Of the 10 receivers in camp, Scott and James Hundon are the only who have more than one year's experience in the league. He had no comment about his arrest, but he was vocal in his belief that he hoped to keep playing with Pickens.
"I was a little upset," said Scott when he heard of Pickens' release. "I'm going to be a man about it and I'm sure he's a man about it. Now I have big shoes to fill. I have to step up my game."
The happy-go-lucky Scott, just two weeks removed from his 28th birthday, is serious about his hands. He gets interested when told if he averages 67 catches per season over the last years of his contract, he'll pass Pickens as the Bengals' all-time receiver.

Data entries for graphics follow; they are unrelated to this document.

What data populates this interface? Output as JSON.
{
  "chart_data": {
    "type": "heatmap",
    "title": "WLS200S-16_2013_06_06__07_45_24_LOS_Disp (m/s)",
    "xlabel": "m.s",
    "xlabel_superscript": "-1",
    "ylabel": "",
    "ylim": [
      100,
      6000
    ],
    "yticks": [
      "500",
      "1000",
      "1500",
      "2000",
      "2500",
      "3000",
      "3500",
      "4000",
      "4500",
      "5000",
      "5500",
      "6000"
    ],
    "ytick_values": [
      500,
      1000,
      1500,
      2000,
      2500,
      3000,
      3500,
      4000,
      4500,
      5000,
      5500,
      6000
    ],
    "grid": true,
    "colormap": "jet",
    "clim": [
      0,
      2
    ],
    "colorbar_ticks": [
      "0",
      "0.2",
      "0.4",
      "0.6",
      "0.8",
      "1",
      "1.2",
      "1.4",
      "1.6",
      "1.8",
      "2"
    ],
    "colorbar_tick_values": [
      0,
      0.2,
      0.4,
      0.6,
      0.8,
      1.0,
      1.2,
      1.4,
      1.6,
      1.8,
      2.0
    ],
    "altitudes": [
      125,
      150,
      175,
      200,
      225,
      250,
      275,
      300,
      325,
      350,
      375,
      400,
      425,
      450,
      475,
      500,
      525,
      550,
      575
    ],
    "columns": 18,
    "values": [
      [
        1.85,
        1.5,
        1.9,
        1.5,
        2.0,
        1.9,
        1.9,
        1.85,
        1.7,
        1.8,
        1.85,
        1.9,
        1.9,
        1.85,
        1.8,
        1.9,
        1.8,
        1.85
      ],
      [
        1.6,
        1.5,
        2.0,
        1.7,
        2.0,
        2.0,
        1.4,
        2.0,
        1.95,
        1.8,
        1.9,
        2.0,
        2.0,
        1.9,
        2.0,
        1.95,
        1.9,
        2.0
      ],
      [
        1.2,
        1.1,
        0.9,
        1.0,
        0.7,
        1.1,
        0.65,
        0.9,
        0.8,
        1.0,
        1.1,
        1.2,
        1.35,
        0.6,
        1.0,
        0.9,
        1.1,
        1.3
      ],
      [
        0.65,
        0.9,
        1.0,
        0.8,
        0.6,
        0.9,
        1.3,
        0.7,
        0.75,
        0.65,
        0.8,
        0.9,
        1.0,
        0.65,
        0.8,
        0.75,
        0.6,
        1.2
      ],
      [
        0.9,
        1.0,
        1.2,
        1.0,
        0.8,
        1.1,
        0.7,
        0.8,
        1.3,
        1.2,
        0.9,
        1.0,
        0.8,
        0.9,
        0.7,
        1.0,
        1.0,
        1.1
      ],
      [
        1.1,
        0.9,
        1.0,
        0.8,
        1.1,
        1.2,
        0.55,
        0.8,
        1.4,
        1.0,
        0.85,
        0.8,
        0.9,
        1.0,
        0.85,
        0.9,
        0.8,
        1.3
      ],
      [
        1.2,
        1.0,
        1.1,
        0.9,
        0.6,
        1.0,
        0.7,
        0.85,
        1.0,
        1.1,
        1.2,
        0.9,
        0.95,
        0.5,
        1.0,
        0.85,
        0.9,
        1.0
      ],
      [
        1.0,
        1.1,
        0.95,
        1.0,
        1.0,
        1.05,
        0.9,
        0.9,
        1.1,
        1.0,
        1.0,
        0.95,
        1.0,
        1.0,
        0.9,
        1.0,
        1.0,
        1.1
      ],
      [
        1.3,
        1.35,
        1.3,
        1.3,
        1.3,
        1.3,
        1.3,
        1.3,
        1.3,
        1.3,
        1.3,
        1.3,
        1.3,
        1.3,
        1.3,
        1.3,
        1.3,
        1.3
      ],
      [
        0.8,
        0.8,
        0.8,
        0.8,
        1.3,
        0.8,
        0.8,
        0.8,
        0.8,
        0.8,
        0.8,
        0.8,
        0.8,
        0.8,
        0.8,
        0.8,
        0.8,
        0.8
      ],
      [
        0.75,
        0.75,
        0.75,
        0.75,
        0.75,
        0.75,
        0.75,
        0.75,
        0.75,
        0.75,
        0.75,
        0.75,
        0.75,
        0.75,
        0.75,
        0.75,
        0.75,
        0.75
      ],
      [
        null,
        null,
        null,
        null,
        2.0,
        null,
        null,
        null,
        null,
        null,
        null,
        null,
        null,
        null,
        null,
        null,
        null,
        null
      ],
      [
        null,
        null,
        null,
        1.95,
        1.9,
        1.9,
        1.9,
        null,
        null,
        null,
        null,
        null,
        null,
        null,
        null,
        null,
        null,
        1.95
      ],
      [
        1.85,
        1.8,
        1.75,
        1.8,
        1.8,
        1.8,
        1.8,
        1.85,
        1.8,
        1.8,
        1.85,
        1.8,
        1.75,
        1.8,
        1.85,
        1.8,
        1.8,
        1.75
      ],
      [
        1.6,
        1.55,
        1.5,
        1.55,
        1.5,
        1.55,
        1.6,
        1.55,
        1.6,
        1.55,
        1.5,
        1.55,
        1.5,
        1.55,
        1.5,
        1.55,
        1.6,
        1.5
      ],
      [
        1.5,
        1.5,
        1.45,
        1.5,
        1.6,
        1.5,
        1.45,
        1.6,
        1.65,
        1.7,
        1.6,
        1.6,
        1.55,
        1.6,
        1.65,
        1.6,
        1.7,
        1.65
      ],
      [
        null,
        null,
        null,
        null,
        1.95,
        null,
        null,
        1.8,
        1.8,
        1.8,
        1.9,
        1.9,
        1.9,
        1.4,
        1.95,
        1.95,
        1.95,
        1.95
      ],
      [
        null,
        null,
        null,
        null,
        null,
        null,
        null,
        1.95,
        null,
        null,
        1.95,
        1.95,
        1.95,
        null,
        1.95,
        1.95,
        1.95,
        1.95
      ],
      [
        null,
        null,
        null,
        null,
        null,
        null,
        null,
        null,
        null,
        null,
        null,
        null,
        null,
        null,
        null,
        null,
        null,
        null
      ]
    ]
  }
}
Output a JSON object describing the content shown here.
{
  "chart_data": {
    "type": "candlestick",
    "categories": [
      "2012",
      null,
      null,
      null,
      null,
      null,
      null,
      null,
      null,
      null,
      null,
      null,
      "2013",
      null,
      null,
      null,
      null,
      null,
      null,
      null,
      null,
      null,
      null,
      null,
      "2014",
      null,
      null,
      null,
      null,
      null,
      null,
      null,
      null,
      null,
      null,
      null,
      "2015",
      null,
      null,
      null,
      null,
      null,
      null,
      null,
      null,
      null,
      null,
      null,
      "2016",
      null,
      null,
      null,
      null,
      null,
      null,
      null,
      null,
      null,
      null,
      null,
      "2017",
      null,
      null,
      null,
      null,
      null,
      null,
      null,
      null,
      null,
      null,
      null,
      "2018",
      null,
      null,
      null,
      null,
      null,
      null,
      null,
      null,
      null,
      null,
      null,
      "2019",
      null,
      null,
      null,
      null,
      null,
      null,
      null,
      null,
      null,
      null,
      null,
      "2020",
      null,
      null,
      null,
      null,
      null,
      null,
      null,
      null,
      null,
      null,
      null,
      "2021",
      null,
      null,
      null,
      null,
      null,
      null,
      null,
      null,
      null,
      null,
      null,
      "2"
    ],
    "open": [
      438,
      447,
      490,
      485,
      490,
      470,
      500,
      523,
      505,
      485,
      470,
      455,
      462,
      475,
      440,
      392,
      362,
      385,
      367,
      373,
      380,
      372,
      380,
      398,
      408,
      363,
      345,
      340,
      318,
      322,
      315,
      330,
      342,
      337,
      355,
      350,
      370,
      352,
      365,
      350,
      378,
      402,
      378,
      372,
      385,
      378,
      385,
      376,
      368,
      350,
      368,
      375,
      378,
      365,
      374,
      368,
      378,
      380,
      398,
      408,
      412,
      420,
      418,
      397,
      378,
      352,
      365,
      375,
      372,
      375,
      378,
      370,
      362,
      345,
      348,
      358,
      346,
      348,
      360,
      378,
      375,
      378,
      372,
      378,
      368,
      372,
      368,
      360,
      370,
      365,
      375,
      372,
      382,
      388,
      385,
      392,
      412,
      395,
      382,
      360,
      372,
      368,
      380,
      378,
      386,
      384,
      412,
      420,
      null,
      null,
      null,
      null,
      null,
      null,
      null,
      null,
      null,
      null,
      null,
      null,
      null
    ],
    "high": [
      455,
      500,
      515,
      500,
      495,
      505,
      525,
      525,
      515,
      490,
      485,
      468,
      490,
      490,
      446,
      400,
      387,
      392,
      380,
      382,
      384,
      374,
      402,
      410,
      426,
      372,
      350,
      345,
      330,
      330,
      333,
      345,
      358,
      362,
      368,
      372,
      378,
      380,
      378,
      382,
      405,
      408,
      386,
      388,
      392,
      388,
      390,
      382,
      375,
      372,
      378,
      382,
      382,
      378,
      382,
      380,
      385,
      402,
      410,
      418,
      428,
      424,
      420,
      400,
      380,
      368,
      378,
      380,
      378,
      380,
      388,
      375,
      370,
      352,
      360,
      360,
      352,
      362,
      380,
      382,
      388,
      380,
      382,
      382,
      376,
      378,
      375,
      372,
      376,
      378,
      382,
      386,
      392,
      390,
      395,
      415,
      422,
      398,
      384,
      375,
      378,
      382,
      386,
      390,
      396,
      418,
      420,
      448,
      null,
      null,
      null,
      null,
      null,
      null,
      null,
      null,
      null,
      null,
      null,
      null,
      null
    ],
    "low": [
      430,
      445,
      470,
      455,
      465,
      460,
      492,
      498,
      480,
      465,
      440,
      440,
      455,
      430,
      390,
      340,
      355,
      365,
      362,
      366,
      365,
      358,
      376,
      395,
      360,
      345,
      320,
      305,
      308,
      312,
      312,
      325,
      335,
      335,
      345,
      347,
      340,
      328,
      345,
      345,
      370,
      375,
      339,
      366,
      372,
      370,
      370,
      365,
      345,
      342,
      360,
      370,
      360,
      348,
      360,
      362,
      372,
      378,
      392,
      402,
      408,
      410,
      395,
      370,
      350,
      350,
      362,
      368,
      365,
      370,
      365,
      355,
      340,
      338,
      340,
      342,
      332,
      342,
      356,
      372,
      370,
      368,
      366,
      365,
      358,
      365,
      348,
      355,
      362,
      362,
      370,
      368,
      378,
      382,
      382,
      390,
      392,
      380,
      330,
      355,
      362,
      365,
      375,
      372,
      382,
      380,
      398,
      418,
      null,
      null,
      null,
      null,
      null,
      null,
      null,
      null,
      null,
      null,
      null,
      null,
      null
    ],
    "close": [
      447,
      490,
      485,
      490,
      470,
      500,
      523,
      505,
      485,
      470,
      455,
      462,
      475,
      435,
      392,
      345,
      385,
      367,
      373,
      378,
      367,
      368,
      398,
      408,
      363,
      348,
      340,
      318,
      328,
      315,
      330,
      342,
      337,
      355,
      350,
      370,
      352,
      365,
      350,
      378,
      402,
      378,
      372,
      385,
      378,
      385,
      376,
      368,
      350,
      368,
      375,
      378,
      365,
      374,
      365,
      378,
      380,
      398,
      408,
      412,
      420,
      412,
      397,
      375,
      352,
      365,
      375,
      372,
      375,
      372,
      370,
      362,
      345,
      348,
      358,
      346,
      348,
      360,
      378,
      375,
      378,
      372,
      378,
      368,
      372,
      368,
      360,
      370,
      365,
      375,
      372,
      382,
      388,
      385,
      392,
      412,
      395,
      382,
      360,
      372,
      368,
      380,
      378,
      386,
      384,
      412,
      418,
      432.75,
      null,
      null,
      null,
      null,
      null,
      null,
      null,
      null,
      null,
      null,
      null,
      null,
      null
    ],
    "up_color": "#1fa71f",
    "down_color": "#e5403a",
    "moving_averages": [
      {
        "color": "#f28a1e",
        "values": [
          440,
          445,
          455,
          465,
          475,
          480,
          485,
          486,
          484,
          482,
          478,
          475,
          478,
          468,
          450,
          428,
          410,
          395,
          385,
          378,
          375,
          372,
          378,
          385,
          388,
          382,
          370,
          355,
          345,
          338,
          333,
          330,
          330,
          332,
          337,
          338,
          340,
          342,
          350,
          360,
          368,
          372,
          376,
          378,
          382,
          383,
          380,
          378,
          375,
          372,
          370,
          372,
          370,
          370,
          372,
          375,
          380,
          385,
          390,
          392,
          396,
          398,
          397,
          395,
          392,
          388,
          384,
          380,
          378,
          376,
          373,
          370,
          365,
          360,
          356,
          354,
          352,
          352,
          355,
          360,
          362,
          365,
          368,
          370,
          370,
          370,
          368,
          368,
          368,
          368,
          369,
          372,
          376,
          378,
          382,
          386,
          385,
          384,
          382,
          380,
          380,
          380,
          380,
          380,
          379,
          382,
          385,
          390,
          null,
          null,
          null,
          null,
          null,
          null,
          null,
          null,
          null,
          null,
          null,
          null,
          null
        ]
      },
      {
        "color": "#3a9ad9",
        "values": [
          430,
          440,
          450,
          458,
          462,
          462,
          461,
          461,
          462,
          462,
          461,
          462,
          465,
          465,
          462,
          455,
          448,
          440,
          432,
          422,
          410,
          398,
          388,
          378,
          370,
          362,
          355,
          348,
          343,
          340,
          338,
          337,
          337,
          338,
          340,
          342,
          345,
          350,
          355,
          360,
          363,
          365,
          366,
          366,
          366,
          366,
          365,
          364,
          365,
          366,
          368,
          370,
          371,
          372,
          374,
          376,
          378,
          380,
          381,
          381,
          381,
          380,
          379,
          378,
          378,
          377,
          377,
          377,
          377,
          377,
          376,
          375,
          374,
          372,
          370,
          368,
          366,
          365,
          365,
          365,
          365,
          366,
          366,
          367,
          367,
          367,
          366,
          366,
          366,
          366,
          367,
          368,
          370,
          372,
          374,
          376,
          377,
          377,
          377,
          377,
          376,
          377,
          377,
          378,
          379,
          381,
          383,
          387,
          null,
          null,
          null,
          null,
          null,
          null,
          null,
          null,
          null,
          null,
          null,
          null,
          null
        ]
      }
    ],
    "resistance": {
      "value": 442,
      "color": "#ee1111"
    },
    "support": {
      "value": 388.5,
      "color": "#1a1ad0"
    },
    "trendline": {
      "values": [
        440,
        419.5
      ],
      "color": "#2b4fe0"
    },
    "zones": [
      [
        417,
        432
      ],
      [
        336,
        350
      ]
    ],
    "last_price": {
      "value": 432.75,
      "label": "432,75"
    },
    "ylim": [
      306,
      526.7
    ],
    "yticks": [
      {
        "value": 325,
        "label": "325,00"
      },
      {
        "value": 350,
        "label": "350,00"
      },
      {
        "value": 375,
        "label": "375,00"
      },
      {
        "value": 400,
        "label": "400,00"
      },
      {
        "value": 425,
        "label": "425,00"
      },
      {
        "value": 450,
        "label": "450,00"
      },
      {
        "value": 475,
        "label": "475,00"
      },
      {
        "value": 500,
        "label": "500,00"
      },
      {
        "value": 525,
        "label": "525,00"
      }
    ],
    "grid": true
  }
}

"Easy," Scott said. "It should be easy. I can catch a whole bunch of hitches if they want me to. I can move myself up and down and get up the field. I have older brothers. You're always waiting for your turn to shine. In college it was always Marshall (Faulk) and Darnay. Here, it was always Pickens and Darnay. I don't mind that."
There is some concern here about Warrick's youth. The club was perplexed when he didn't finish his community service in three months after they made him the fourth pick in the draft and nearly two months after they tied virtually half his bonus to completing the 30 days.
"It wasn't like he didn't try and finish," Mooshagian said. "There were a couple of times he reported to work and his name wasn't on the list. But he can be easily distracted. The main thing is he has to keep his focus. We told him we felt it was important for him to be here from the first day and he responded. He's been pleasant, anxious, ready to go. He's a great talent."
The Bengals credited Warrick for deciding to report on time and he didn't make any excuses. He knows if he doesn't finish by Sept. 30, he could go to jail. He plans to wrap it up during the Bengals' bye week of Sept. 3-10.
"After the season in January, I was getting ready for the draft," Warrick said. "Then it got busy after the draft. I really wanted to finish it before I came because I don't want to back to Tallahassee to have to finish it. But I'll do it like a man. The main thing is to get it done and that's what I'm going to do. Get it done."
Which is pretty much Warrick's game on the field. It's no secret what he can do best. Just getting it done by running away from people. One of the questions is if he can get off the line of scrimmage against NFL sized players.
"Coming from Florida State, that's what we did all our life," Warrick said. "Bump and run coverage 24, 7 every day in practice. That's what made me a great receiver...You can't go out there trying to do too much. That's when bad things happen. You've got to be patient. You know you're going to be hungry, but you still have to be patient and not try to do too much."